Anne Schmalstig (email) is a third-year PhD student. Her research interests include the Gothic novel, Eco-criticism, climate fiction, the Anthropocene, and digital humanities. Her dissertation project forges connections between supernatural and hyper-emotional elements in the Gothic novel (which allowed authors to comment obliquely on politics, class, and race) and speculative, futuristic aspects of climate fiction (which, she argues, similarly allow authors to comment on controversial ecological, political, and racial issues). 

 

 

Bryant Scott (email) is a third-year PhD student. He has recently studied Arabic at the University of Haifa, and completed Harvard’s Institute for World Literature 2016 program. He has recently presented at the Caribbean Studies Association Conference, the American Literature Association Symposium, and the Annual British Commonwealth and Postcolonial Studies Conference. He has a forthcoming essay in the collection Through the Looking-Glass: Literatures Uniting Regions and Nations. In November, Bryant will be chairing, co-chairing, and presenting at the South Atlantic Modern Literature Association Annual Conference.

 

Kerri-Leanne Taylor (email) is a first-year PhD student. Originally from Stockport, England, Kerri received her BA in English and Communications from Virginia Wesleyan College, Va. Her academic interests include feminism, women writers and transatlantic studies.

 

 

 

 

Ruth Trego (email) holds a Bachelor's degree in Secondary Education with an English concentration and worked as a high school/middle school English teacher for 3 years before coming to UM. She is now in her second year of graduate studies and is working toward a PhD with a concentration in 20th-Century Southern American literature. 

 

 

Spencer Tricker (email) is a PhD candidate specializing in American literature of the long nineteenth century. His dissertation, Transpacific Communities: Racialization and Literary Form, 1838-1912, examines American, Asian, and Asian-American literary imaginings of the Pacific as a superregional, geocultural space for mediating race and community in a climate of emergent globalization. Recently, he organized a panel on U.S. Imperialism and Nineteenth-century Pacific Narratives at the 2016 ALA Conference in San Francisco and presented his work at the Futures of American Studies Institute at Dartmouth College.

 

 

Oliver Wallis (email) is a fourth-year PhD student.
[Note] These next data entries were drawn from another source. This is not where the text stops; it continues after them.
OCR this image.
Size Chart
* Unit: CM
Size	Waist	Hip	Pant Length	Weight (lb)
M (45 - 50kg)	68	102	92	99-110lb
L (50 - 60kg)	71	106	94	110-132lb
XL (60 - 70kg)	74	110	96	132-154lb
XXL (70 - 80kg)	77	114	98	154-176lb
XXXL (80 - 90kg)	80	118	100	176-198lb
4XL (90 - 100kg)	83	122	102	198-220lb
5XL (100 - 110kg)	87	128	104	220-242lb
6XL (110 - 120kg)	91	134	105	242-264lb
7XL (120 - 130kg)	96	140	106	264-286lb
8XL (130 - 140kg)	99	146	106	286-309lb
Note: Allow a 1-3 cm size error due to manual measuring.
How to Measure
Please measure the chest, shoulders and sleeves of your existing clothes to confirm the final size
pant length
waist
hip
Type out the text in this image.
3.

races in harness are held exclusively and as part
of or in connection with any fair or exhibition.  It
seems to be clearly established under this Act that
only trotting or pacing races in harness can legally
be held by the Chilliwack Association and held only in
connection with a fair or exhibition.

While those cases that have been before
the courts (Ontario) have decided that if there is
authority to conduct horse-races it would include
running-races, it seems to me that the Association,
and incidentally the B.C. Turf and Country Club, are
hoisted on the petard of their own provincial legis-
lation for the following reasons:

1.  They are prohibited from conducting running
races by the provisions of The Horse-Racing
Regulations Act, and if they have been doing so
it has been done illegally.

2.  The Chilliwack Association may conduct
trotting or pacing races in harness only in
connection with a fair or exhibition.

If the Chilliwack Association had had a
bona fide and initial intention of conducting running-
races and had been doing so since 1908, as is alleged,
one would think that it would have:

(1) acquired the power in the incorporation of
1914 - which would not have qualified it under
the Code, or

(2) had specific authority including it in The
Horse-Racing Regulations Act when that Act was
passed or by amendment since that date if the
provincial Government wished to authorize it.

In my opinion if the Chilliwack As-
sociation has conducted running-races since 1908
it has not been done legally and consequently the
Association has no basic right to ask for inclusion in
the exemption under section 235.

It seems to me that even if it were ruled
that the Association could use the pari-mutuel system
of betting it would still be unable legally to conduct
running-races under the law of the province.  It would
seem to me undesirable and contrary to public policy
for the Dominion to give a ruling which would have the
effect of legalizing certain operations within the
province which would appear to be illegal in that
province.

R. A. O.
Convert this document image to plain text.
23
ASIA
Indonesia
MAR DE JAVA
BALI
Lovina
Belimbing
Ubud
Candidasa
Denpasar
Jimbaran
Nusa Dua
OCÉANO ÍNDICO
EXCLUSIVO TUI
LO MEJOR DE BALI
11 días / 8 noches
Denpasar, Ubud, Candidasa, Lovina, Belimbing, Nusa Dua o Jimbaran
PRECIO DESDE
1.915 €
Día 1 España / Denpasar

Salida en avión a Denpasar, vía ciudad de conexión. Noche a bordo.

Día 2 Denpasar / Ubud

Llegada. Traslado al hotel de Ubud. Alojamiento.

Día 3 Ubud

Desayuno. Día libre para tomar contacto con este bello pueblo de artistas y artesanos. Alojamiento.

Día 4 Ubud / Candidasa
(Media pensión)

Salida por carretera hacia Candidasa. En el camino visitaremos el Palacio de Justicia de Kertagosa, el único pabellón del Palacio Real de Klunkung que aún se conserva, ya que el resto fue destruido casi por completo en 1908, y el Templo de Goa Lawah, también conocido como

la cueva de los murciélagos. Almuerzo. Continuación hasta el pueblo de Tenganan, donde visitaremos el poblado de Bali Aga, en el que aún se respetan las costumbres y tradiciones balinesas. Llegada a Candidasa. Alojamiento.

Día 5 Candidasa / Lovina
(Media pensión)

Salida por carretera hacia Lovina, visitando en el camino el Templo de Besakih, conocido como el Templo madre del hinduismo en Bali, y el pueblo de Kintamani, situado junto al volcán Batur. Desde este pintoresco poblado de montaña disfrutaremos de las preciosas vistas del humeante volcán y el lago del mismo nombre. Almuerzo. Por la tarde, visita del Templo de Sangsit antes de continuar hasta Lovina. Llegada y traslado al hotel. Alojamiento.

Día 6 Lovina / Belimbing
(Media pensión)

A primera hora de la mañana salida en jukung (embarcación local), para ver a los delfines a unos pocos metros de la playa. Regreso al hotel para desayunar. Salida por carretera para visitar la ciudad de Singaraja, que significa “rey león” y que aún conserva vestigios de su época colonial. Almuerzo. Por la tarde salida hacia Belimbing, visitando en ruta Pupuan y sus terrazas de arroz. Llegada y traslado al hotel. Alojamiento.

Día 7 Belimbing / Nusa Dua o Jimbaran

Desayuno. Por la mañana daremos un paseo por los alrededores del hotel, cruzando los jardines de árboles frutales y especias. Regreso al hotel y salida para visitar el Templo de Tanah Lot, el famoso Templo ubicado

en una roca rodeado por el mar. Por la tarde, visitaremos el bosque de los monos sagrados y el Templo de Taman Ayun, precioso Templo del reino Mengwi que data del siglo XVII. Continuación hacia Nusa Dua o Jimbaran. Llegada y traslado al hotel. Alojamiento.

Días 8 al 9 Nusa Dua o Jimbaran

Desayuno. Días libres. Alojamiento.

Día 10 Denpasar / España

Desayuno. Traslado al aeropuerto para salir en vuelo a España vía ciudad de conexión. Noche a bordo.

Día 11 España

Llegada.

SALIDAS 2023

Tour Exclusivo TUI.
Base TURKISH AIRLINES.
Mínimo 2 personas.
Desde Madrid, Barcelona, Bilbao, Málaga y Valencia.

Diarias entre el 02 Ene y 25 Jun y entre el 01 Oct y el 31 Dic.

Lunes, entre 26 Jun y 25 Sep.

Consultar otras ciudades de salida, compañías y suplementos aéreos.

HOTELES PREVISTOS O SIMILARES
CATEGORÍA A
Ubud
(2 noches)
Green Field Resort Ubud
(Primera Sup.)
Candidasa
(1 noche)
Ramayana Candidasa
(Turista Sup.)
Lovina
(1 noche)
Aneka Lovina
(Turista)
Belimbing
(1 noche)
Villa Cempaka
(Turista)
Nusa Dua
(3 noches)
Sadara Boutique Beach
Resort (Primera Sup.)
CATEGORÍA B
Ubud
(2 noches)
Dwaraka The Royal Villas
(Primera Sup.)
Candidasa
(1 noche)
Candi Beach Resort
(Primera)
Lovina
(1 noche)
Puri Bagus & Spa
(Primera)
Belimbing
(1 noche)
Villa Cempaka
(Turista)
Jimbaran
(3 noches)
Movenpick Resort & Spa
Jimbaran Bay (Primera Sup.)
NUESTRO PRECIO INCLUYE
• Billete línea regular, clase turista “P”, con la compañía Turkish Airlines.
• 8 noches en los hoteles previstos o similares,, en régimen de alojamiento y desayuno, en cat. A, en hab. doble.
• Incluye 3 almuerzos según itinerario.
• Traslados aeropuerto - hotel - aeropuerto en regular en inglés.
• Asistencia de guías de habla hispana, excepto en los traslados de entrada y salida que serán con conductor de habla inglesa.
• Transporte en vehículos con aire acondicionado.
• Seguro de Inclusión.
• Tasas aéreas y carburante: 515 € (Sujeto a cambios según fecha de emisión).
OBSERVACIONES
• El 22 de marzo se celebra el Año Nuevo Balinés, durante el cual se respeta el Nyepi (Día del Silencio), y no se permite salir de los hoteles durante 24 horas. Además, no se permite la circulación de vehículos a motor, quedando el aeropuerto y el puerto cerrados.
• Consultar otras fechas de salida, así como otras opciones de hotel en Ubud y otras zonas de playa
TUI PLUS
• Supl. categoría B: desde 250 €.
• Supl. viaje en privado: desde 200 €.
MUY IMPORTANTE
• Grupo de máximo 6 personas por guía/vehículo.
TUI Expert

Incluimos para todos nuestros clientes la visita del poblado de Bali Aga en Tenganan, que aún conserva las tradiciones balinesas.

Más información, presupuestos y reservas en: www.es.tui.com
His research focuses on the composition and mediators of modernisms. Other areas of interest include science/technology studies and Irish literature.

 

 

 

 

Becca Yahr (email) is a third-year PhD student. She received her BA in History and English Literature from the University of Wisconsin-Eau Claire (2014), and her MA in English Literature from the University of Miami (2016). Her research currently focuses on Early Modern literatures, with specific interest in queer, gender, and affect theories.